Francus, professor of English at West Virginia University, has been awarded the Jane Austen Society of North America International Visitor Fellowship. She will spend six weeks performing Austen-related research, including working one day a week at the Jane Austen House Museum and at the Chawton House Library in Austen’s hometown, as well as other duties and assigned by the society. In her research, Francus will examine Austen’s interaction with popular culture of her time.

“Writers commonly appropriate plots and characters from other writers and allude to their work. Many modern writers do this to Jane Austen,” Francus said, citing the 1990s film “Clueless,” and the upcoming movie adaptation of “Pride & Prejudice & Zombies.”

Francus hopes to go on a “treasure hunt” through archived documents and rare books available at various Austen historical sites to uncover a new side of how Austen’s literary world worked.

Once such document is a theatrical version of 18th century novelist Samuel Richardson’s novel, “The History of Sir Charles Grandison.” A recent published version has the novel at almost 1,700 pages.
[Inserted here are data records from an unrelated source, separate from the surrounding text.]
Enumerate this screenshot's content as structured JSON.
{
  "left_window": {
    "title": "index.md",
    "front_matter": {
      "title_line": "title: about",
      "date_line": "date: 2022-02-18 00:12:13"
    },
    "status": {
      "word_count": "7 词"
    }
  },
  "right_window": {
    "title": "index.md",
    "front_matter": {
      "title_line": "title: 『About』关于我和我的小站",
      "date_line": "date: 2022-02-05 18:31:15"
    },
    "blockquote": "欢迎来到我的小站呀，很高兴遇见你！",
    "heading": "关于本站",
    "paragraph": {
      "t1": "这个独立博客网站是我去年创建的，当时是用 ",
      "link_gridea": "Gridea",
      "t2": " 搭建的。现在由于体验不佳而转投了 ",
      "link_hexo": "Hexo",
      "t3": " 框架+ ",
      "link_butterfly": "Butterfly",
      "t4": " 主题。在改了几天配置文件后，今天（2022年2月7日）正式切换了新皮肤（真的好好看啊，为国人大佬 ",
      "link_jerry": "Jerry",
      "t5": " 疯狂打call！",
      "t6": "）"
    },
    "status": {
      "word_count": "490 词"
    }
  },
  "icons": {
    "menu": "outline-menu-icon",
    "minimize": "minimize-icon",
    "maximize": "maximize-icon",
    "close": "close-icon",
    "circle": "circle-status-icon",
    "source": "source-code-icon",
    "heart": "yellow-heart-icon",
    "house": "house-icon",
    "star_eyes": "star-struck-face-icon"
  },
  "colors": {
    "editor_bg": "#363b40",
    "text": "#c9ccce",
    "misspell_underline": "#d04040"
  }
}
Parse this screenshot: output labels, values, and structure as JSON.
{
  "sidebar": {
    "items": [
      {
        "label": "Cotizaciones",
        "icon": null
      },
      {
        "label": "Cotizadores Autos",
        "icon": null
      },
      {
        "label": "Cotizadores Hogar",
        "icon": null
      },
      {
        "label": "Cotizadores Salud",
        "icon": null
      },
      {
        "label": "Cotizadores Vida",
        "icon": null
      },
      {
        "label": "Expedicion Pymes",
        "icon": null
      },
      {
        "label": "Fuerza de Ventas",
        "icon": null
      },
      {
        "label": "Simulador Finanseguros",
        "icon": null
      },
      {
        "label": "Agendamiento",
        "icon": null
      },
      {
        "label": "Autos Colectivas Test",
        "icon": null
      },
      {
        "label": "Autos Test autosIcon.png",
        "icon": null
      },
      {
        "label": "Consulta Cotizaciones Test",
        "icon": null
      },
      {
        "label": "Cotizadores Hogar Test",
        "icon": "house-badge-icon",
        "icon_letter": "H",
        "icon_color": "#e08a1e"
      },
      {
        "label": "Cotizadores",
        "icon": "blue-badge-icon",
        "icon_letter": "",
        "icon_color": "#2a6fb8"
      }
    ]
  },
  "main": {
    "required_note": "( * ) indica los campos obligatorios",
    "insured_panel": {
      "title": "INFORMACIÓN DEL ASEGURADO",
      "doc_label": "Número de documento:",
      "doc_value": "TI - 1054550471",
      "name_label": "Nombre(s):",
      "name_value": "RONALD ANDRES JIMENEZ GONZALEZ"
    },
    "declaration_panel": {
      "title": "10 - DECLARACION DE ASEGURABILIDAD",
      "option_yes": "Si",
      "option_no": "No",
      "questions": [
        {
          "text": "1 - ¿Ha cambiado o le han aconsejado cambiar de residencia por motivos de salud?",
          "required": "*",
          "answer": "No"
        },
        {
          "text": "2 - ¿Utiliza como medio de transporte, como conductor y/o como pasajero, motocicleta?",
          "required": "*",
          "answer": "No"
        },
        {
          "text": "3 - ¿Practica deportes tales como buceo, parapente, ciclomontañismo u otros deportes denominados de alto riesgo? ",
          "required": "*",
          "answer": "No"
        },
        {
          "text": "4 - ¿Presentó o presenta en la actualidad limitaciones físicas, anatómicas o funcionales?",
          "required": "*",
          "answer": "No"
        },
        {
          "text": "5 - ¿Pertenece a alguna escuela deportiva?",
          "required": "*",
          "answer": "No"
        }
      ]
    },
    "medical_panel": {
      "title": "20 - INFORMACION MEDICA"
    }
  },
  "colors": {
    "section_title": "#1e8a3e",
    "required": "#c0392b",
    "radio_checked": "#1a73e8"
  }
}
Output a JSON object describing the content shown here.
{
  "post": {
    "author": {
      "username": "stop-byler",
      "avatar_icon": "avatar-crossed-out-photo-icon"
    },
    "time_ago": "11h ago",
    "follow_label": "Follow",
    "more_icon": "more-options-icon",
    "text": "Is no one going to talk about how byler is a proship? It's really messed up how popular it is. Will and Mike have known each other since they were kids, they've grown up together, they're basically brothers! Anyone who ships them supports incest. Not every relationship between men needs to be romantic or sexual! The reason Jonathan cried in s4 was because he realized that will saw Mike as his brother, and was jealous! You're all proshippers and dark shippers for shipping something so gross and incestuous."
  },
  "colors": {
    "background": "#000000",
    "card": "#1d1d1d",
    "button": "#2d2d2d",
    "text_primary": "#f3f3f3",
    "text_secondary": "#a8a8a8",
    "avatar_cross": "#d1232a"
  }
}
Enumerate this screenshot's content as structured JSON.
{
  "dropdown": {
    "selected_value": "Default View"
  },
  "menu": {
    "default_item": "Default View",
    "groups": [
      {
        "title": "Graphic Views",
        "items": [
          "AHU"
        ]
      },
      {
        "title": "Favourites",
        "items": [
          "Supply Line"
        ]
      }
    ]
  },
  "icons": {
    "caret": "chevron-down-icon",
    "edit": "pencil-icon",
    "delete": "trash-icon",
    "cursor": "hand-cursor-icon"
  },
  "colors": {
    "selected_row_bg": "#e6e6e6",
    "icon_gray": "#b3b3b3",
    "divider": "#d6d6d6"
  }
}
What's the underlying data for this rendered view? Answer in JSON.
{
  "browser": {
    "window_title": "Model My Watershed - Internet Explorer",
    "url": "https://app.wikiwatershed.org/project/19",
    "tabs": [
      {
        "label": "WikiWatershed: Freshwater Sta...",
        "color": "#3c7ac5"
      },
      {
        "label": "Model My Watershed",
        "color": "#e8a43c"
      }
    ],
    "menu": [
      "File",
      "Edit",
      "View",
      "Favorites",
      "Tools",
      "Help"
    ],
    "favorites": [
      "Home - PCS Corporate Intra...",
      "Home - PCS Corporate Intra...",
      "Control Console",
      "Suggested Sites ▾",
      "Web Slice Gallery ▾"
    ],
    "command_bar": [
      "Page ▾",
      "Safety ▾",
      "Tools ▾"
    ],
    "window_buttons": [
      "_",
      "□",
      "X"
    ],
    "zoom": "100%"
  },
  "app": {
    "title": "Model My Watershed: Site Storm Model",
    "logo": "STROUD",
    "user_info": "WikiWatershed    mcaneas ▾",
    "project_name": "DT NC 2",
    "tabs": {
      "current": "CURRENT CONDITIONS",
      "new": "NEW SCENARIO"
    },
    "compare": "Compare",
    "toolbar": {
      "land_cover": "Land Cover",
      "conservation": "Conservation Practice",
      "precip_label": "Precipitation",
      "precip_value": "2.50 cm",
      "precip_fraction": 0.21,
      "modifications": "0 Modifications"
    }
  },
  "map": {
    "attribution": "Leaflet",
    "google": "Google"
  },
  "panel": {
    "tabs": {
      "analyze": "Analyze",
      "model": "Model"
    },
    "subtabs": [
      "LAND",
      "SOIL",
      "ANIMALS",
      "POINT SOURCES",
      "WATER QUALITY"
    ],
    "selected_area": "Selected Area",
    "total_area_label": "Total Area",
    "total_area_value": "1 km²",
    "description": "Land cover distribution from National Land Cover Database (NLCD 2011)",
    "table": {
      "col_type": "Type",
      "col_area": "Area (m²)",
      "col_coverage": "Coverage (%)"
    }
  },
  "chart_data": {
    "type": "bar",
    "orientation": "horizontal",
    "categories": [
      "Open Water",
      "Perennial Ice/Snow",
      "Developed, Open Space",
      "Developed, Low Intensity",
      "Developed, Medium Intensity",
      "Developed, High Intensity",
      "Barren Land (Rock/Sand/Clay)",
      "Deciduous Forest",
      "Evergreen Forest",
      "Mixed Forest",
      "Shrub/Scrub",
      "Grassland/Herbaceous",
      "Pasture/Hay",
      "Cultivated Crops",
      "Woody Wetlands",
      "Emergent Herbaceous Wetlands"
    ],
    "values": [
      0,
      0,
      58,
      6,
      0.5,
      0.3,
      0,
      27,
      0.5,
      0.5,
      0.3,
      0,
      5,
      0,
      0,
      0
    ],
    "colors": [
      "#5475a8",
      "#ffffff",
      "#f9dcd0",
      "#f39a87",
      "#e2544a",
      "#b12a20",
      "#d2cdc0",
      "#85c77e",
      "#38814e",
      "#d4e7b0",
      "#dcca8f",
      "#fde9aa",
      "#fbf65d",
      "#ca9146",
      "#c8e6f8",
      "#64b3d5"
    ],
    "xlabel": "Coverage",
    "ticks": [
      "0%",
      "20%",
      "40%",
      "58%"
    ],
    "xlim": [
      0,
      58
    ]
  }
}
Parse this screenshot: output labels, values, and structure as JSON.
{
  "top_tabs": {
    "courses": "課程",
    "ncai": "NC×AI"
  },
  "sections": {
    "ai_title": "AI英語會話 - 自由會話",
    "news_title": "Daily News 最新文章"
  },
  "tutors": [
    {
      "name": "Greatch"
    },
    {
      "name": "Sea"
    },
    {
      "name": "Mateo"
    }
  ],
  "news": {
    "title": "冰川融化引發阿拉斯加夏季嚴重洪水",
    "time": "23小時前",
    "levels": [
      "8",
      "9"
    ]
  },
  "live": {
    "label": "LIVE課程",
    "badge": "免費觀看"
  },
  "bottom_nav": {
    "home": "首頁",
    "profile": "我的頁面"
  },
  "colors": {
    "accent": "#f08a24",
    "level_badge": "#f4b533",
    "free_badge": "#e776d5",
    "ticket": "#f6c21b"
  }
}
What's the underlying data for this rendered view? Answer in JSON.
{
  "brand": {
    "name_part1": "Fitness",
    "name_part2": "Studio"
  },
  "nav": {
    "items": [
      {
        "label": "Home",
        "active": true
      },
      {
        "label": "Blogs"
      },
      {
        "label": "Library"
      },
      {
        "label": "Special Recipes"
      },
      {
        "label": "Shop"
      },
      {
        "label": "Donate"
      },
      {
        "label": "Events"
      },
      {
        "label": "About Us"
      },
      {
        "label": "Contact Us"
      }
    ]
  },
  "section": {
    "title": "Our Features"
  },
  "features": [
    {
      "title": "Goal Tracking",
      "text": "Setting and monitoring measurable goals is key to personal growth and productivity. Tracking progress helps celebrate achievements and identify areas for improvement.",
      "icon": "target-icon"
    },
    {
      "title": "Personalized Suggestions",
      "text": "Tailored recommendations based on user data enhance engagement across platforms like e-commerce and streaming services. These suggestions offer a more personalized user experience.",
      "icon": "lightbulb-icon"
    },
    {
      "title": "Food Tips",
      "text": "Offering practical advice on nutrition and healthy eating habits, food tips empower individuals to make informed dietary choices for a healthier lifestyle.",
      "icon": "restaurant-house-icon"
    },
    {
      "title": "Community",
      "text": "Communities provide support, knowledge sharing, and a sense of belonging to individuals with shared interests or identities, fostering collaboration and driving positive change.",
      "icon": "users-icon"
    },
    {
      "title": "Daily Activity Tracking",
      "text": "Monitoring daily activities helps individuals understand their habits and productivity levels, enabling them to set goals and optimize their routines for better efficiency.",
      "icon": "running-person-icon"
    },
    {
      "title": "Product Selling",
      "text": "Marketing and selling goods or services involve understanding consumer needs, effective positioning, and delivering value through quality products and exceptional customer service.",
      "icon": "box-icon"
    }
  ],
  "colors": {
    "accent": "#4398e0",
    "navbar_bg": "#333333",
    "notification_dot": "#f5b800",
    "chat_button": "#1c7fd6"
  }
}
Austen, with her young niece Anna, was able to shape it as a 45-page play.

Francus’ operating thesis is that Austen was trying to inspire Anna to write, by teaching Anna how to play games with literature. Francus also hopes to discover Austen marginalia, notes written on the pages of texts. “It’s a way to get at how Jane Austen is playing with texts separate from the evidence we already have in her published works,” she said.

Like Shakespeare, Austen is widely considered to be a towering figure in the English canon – a master of conveying the human experience in her writing. Her writing tackles issues of gender, class, and professionalism – all issues still relevant today.

“The influence of Austen reaches all over the planet – to get that cultural permeability across cultures, not just in America and the English speaking world, signals something about the human experience,” Francus said. “When you’ve got a writer like that who is so universal, that’s worth paying attention to.”